This lick is in the key of C# minor and starts off with a C#m(add9) arpeggio [C# D# E G#].
The arpeggio in the first beat is actually just a straight C#m triad [C# E G#] played across all six strings in two octaves, although landing on the high D# note [first string, 11th fret] provides the ninth degree.
Begin the lick with the ascending finger slide and hammer-on, as shown, then perform the rest of the arpeggio with down-picks in a smooth, raking motion [commonly referred to as sweep picking]. To keep the notes separate and distinct, as opposed to sounding together like a strummed chord, try to lift your fretting fingers off each string as soon as you move to the next higher one.
The next part of the lick [bar 1, beats three and four] is an arpeggio-style run that outlines the flat-seven chord in the key of C# minor, a B major triad [B D# F#]. I add E notes to the run, however, which technically makes it a Badd4 arpeggio [B D# E F#]. When moving across the fourth and fifth strings at the ninth fret going into beat four, I use consecutive upstrokes to provide a smooth, sweep-like transition.
Bar 2 is based on an Amaj7 arpeggio [A C# E G#] that ascends up and across the neck, covering a full three octaves.
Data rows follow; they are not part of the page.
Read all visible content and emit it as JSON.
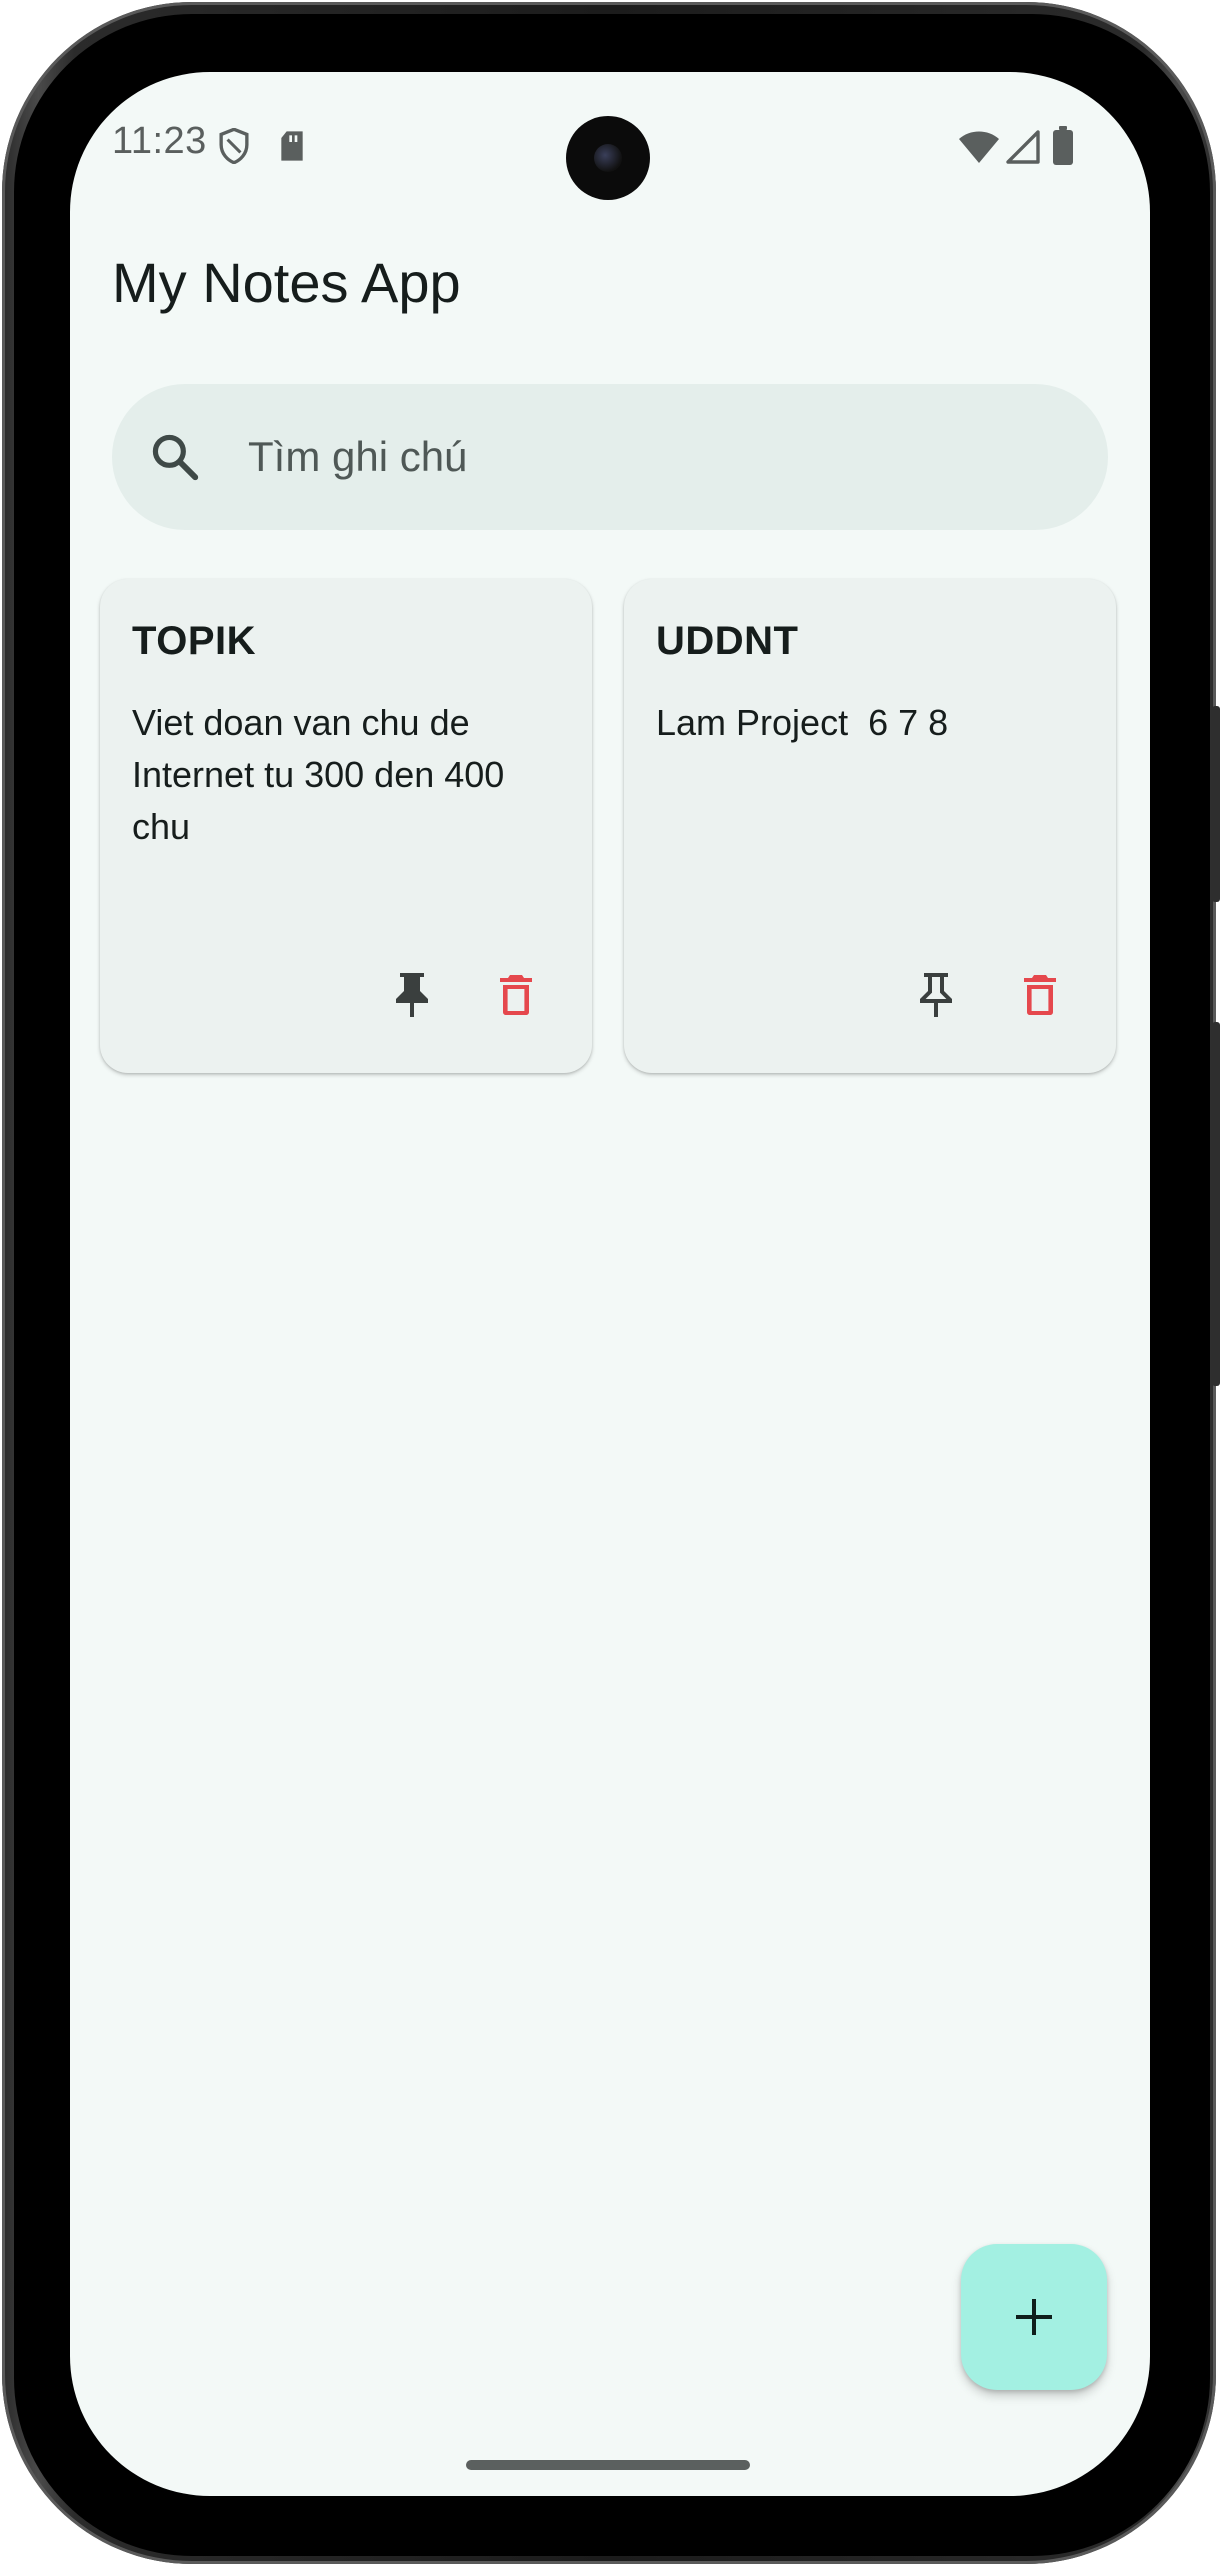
{
  "status_bar": {
    "time": "11:23",
    "left_icons": [
      "shield-icon",
      "sd-card-icon"
    ],
    "right_icons": [
      "wifi-icon",
      "cell-signal-icon",
      "battery-icon"
    ]
  },
  "app": {
    "title": "My Notes App"
  },
  "search": {
    "placeholder": "Tìm ghi chú",
    "value": "",
    "icon": "search-icon"
  },
  "notes": [
    {
      "title": "TOPIK",
      "body": "Viet doan van chu de Internet tu 300 den 400 chu",
      "pinned": true,
      "actions": [
        "pin-icon",
        "delete-icon"
      ]
    },
    {
      "title": "UDDNT",
      "body": "Lam Project  6 7 8",
      "pinned": false,
      "actions": [
        "pin-outline-icon",
        "delete-icon"
      ]
    }
  ],
  "fab": {
    "icon": "plus-icon",
    "color": "#a3f0e2"
  },
  "colors": {
    "background": "#f3f9f7",
    "card": "#ecf2f0",
    "search_bar": "#e4eeeb",
    "delete": "#e5484d",
    "text": "#161d1c"
  }
}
I create an odd time feel here by using seven-note groupings, rather than sticking with more traditional four- or eight-note groupings.
I begin bar 2 with a down-stroke for the note slide on the sixth string, fretted with the middle finger, and then follow up by plucking the fifth string hammer-on with my pick-hand middle finger. I down-pick the sixth string again for the low A note and then repeat the fifth string hammer-on pluck with the middle finger. I continue up the neck with this hybrid picking approach for the remaining two octaves of the arpeggio on the D and G strings and the B and high E strings.
For the final part of the lick, I revisit the high D# note from bar 1 and conclude the phrase with a quick slide up to the root note C# on the B string’s 14th fret.